Qwen-VLA: Unified Vision-Language-Action Model Across Robot Tasks, Environments, and Embodiments
Alibaba's Qwen team presents Qwen-VLA, a unified embodied foundation model that extends the Qwen vision-language stack to continuous action and trajectory generation via a DiT-based action decoder. The model is jointly pretrained on diverse data spanning manipulation trajectories, egocentric demonstrations, synthetic simulation, and navigation data, with embodiment-aware prompt conditioning to support multiple robot platforms. A unified action-and-trajectory prediction framework covers manipulation, navigation, and trajectory prediction tasks. Benchmarks show strong results: 97.9% on LIBERO, 73.7% on Simpler-WidowX, 69.0% OSR on R2R navigation, and 76.9% average OOD success in real-world ALOHA experiments.

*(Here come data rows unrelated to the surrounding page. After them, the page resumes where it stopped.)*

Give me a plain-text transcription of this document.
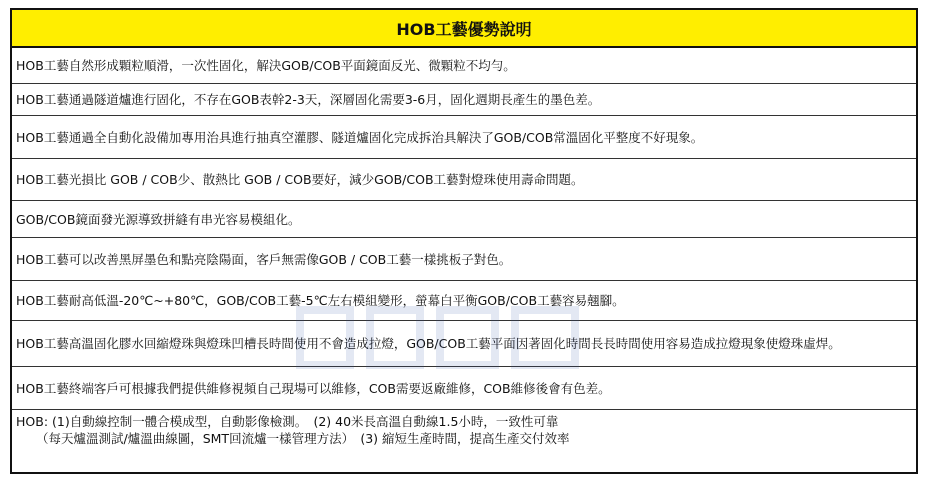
HOB工藝優勢說明
HOB工藝自然形成顆粒順滑，一次性固化，解決GOB/COB平面鏡面反光、微顆粒不均勻。
HOB工藝通過隧道爐進行固化，不存在GOB表幹2-3天，深層固化需要3-6月，固化週期長產生的墨色差。
HOB工藝通過全自動化設備加專用治具進行抽真空灌膠、隧道爐固化完成拆治具解決了GOB/COB常溫固化平整度不好現象。
HOB工藝光損比 GOB / COB少、散熱比 GOB / COB要好，減少GOB/COB工藝對燈珠使用壽命問題。
GOB/COB鏡面發光源導致拼縫有串光容易模組化。
HOB工藝可以改善黑屏墨色和點亮陰陽面，客戶無需像GOB / COB工藝一樣挑板子對色。
HOB工藝耐高低溫-20℃~+80℃，GOB/COB工藝-5℃左右模組變形，螢幕白平衡GOB/COB工藝容易翹腳。
HOB工藝高溫固化膠水回縮燈珠與燈珠凹槽長時間使用不會造成拉燈，GOB/COB工藝平面因著固化時間長長時間使用容易造成拉燈現象使燈珠虛焊。
HOB工藝終端客戶可根據我們提供維修視頻自己現場可以維修，COB需要返廠維修，COB維修後會有色差。
HOB: (1)自動線控制一體合模成型，自動影像檢測。　(2) 40米長高溫自動線1.5小時，一致性可靠
（每天爐溫測試/爐溫曲線圖，SMT回流爐一樣管理方法）　(3) 縮短生產時間，提高生產交付效率
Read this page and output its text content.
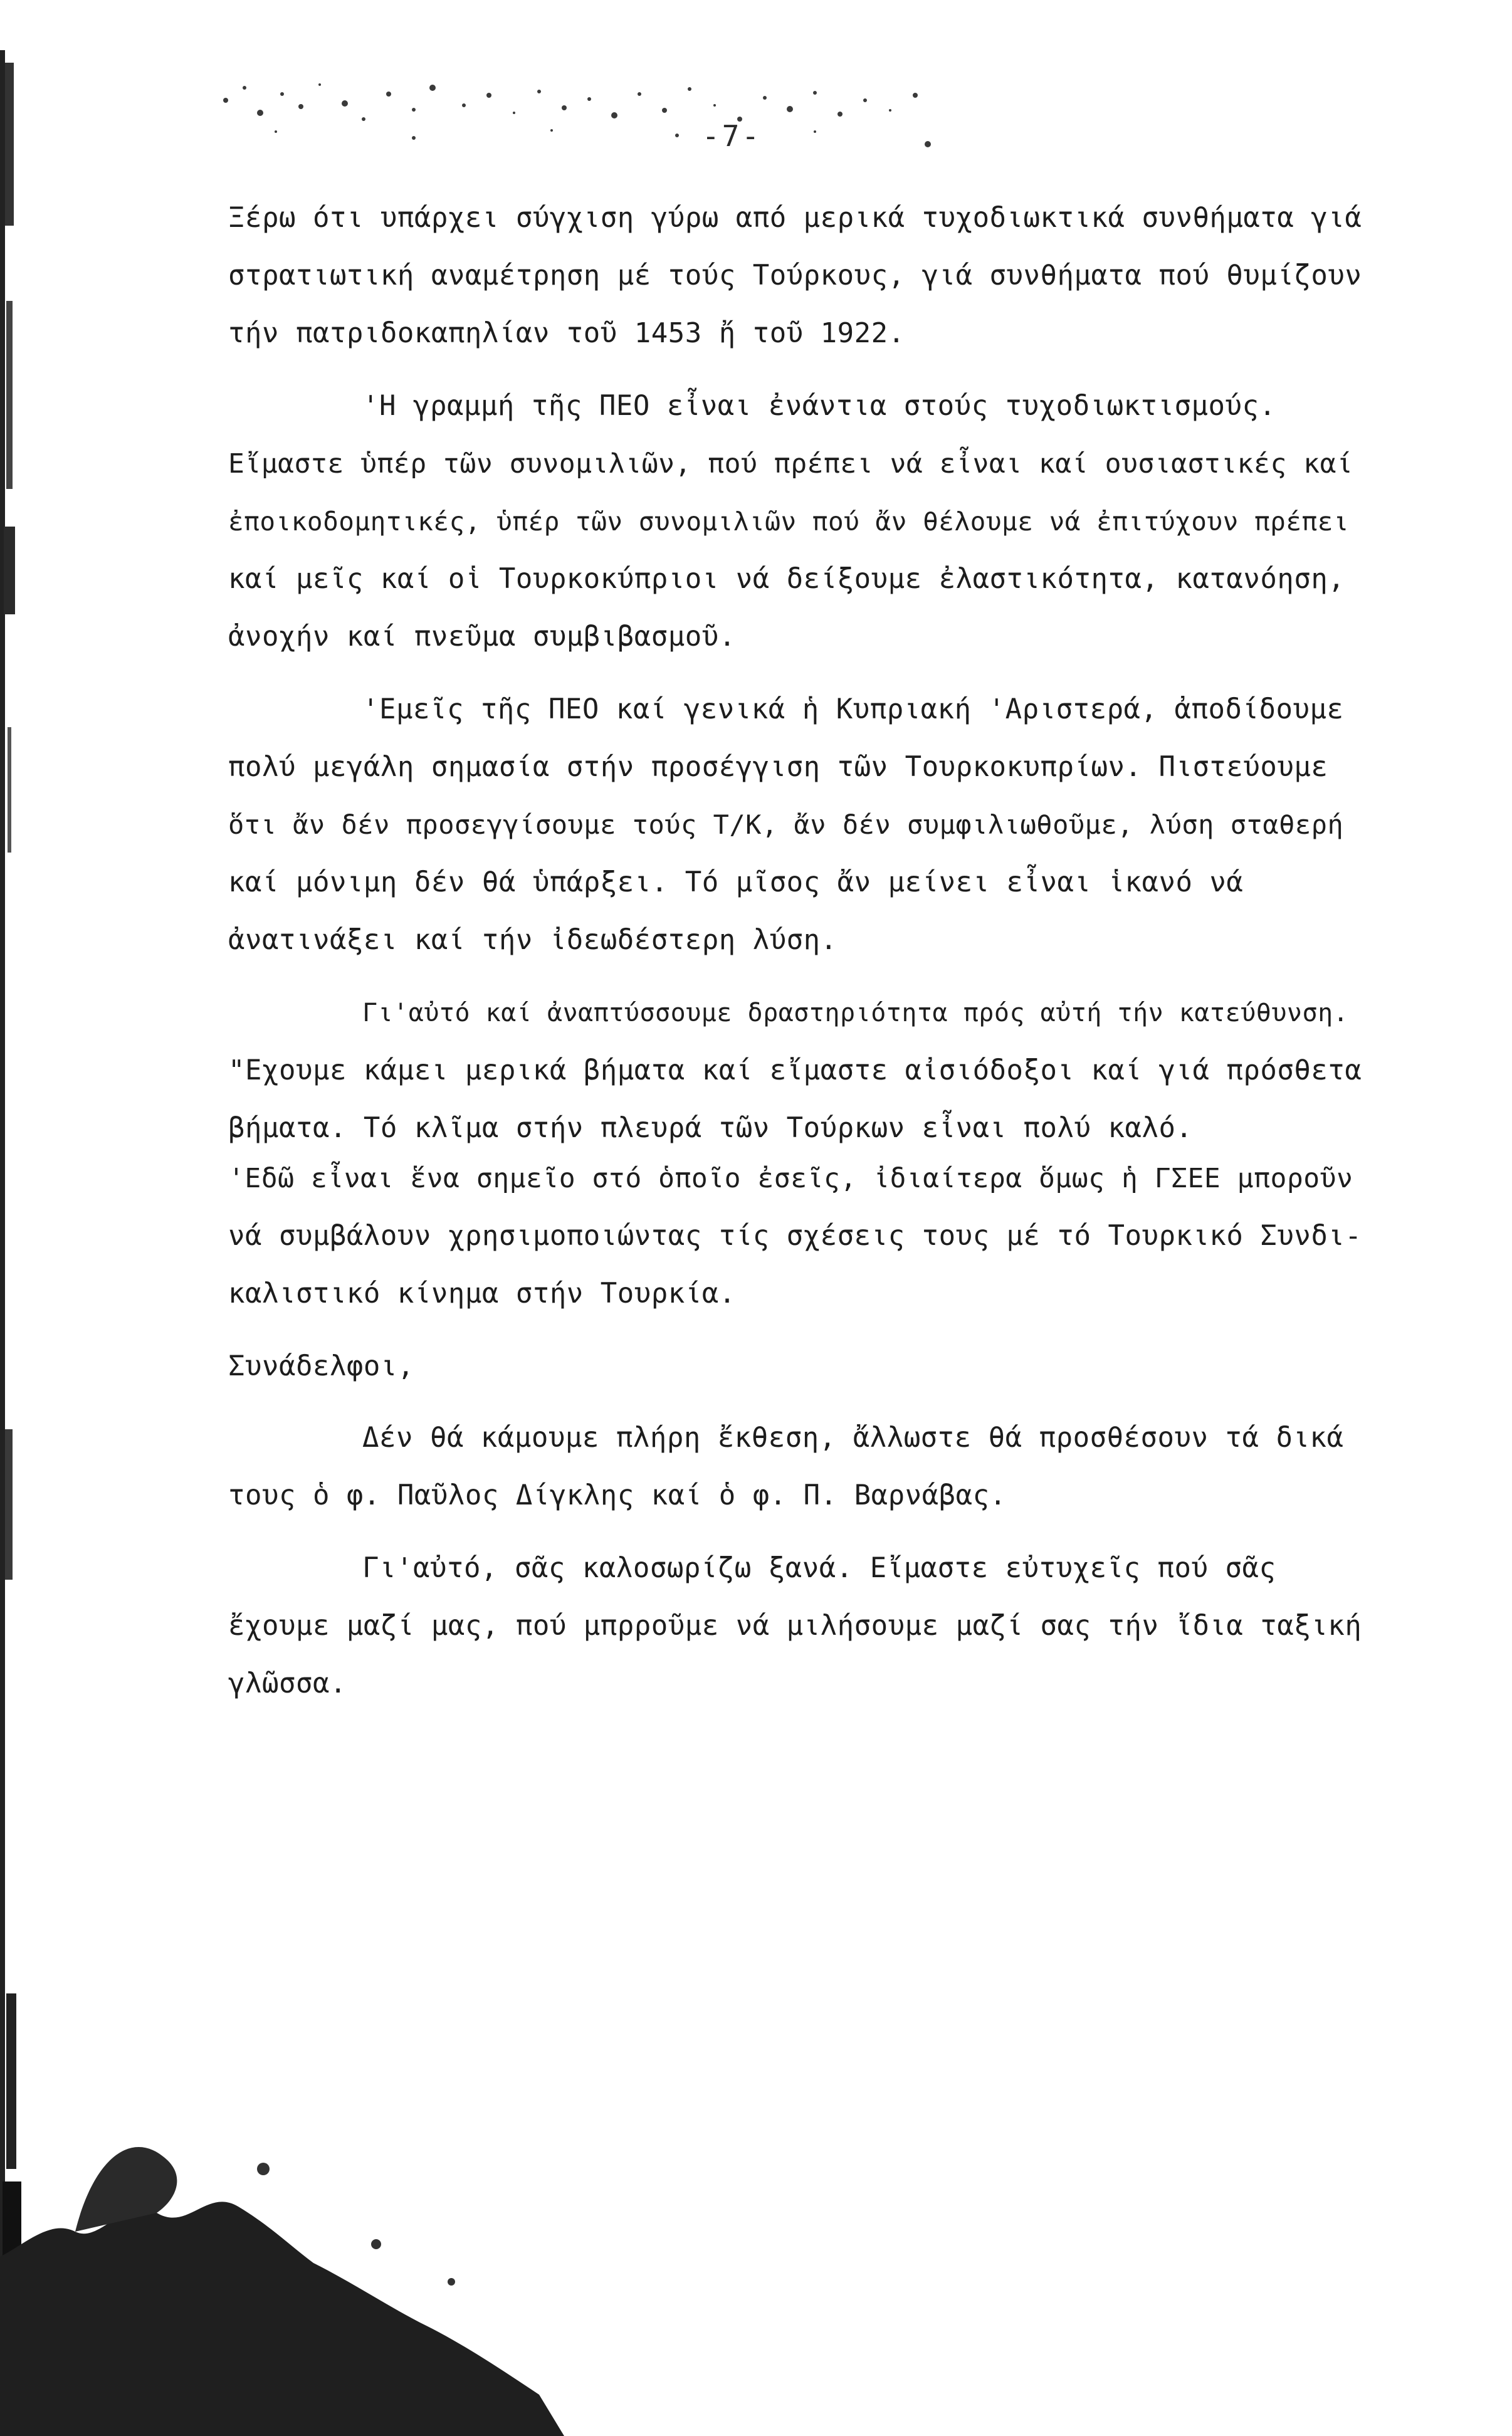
-7-
Ξέρω ότι υπάρχει σύγχιση γύρω από μερικά τυχοδιωκτικά συνθήματα γιά
στρατιωτική αναμέτρηση μέ τούς Τούρκους, γιά συνθήματα πού θυμίζουν
τήν πατριδοκαπηλίαν τοῦ 1453 ἤ τοῦ 1922.
'Η γραμμή τῆς ΠΕΟ εἶναι ἐνάντια στούς τυχοδιωκτισμούς.
Εἴμαστε ὑπέρ τῶν συνομιλιῶν, πού πρέπει νά εἶναι καί ουσιαστικές καί
ἐποικοδομητικές, ὑπέρ τῶν συνομιλιῶν πού ἄν θέλουμε νά ἐπιτύχουν πρέπει
καί μεῖς καί οἱ Τουρκοκύπριοι νά δείξουμε ἐλαστικότητα, κατανόηση,
ἀνοχήν καί πνεῦμα συμβιβασμοῦ.
'Εμεῖς τῆς ΠΕΟ καί γενικά ἡ Κυπριακή 'Αριστερά, ἀποδίδουμε
πολύ μεγάλη σημασία στήν προσέγγιση τῶν Τουρκοκυπρίων. Πιστεύουμε
ὅτι ἄν δέν προσεγγίσουμε τούς Τ/Κ, ἄν δέν συμφιλιωθοῦμε, λύση σταθερή
καί μόνιμη δέν θά ὑπάρξει. Τό μῖσος ἄν μείνει εἶναι ἱκανό νά
ἀνατινάξει καί τήν ἰδεωδέστερη λύση.
Γι'αὐτό καί ἀναπτύσσουμε δραστηριότητα πρός αὐτή τήν κατεύθυνση.
"Εχουμε κάμει μερικά βήματα καί εἴμαστε αἰσιόδοξοι καί γιά πρόσθετα
βήματα. Τό κλῖμα στήν πλευρά τῶν Τούρκων εἶναι πολύ καλό.
'Εδῶ εἶναι ἕνα σημεῖο στό ὁποῖο ἐσεῖς, ἰδιαίτερα ὅμως ἡ ΓΣΕΕ μποροῦν
νά συμβάλουν χρησιμοποιώντας τίς σχέσεις τους μέ τό Τουρκικό Συνδι-
καλιστικό κίνημα στήν Τουρκία.
Συνάδελφοι,
Δέν θά κάμουμε πλήρη ἔκθεση, ἄλλωστε θά προσθέσουν τά δικά
τους ὁ φ. Παῦλος Δίγκλης καί ὁ φ. Π. Βαρνάβας.
Γι'αὐτό, σᾶς καλοσωρίζω ξανά. Εἴμαστε εὐτυχεῖς πού σᾶς
ἔχουμε μαζί μας, πού μπρροῦμε νά μιλήσουμε μαζί σας τήν ἴδια ταξική
γλῶσσα.
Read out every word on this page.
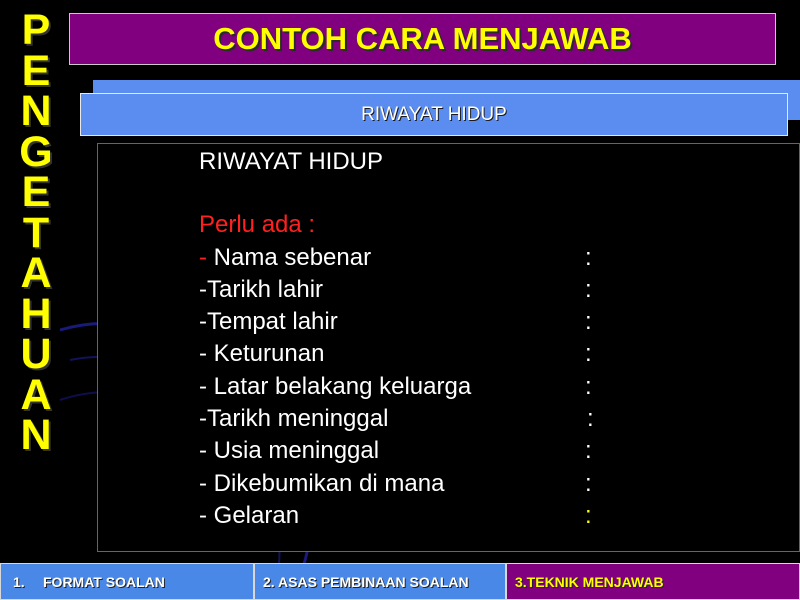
P
E
N
G
E
T
A
H
U
A
N
CONTOH CARA MENJAWAB
RIWAYAT HIDUP
RIWAYAT HIDUP
Perlu ada :
- Nama sebenar	:
-Tarikh lahir	:
-Tempat lahir	:
- Keturunan	:
- Latar belakang keluarga	:
-Tarikh meninggal	:
- Usia meninggal	:
- Dikebumikan di mana	:
- Gelaran	:
1.	FORMAT SOALAN	2. ASAS PEMBINAAN SOALAN	3.TEKNIK MENJAWAB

VLESA: Vision-Language Embodied Safety Agent for Real-Time Human Activity Monitoring
Researchers introduce VLESA, a framework that monitors human activities from egocentric video and triggers real-time safety interventions when dangerous actions are predicted. The system addresses intent-dependent safety — where identical actions can be safe or dangerous depending on context — using a goal-conditioned safety Q-filter trained via GRPO and an intent-action prediction agent. On the ASIMOV-2.0 benchmark, VLESA achieves higher intervention accuracy than baselines, with the Q-filter improving action safety by over 41 percentage points through goal-conditioned constrained decoding.
HABC: Hierarchical Advantage Weighting for Online RL Fine-Tuning of Vision-Language-Action Policies
Researchers introduce Hierarchical Advantage-Weighted Behavior Cloning (HABC), a method for fine-tuning pretrained Vision-Language-Action (VLA) policies via online RL using only sparse binary episode outcomes. HABC trains separate critic heads for viability and efficiency objectives, combines them via a state-adaptive gate, and applies intervention-aware credit assignment to avoid incorrect supervision across human-intervention boundaries. On three contact-rich bimanual real-robot tasks, HABC improves success rates from SFT baselines of 36%, 44%, and 12% to 92%, 88%, and 38% respectively. The work addresses a fundamental credit assignment problem in robot learning from sparse outcome signals.
TREAD: VLM-based re-labelling framework improves robot policy generalization via dataset augmentation
TREAD (Task Robustness via Re-Labelling Vision-Action Robot Data) is a scalable framework that uses pretrained Vision-Language Models to augment existing robotics datasets without new data collection. The approach decomposes demonstrations into sub-tasks, segments videos accordingly, and generates linguistically diverse instruction labels, enriching language-action pair diversity. Evaluations on the LIBERO benchmark show improved generalization to novel tasks and goals, addressing a key limitation of current robot learning policies.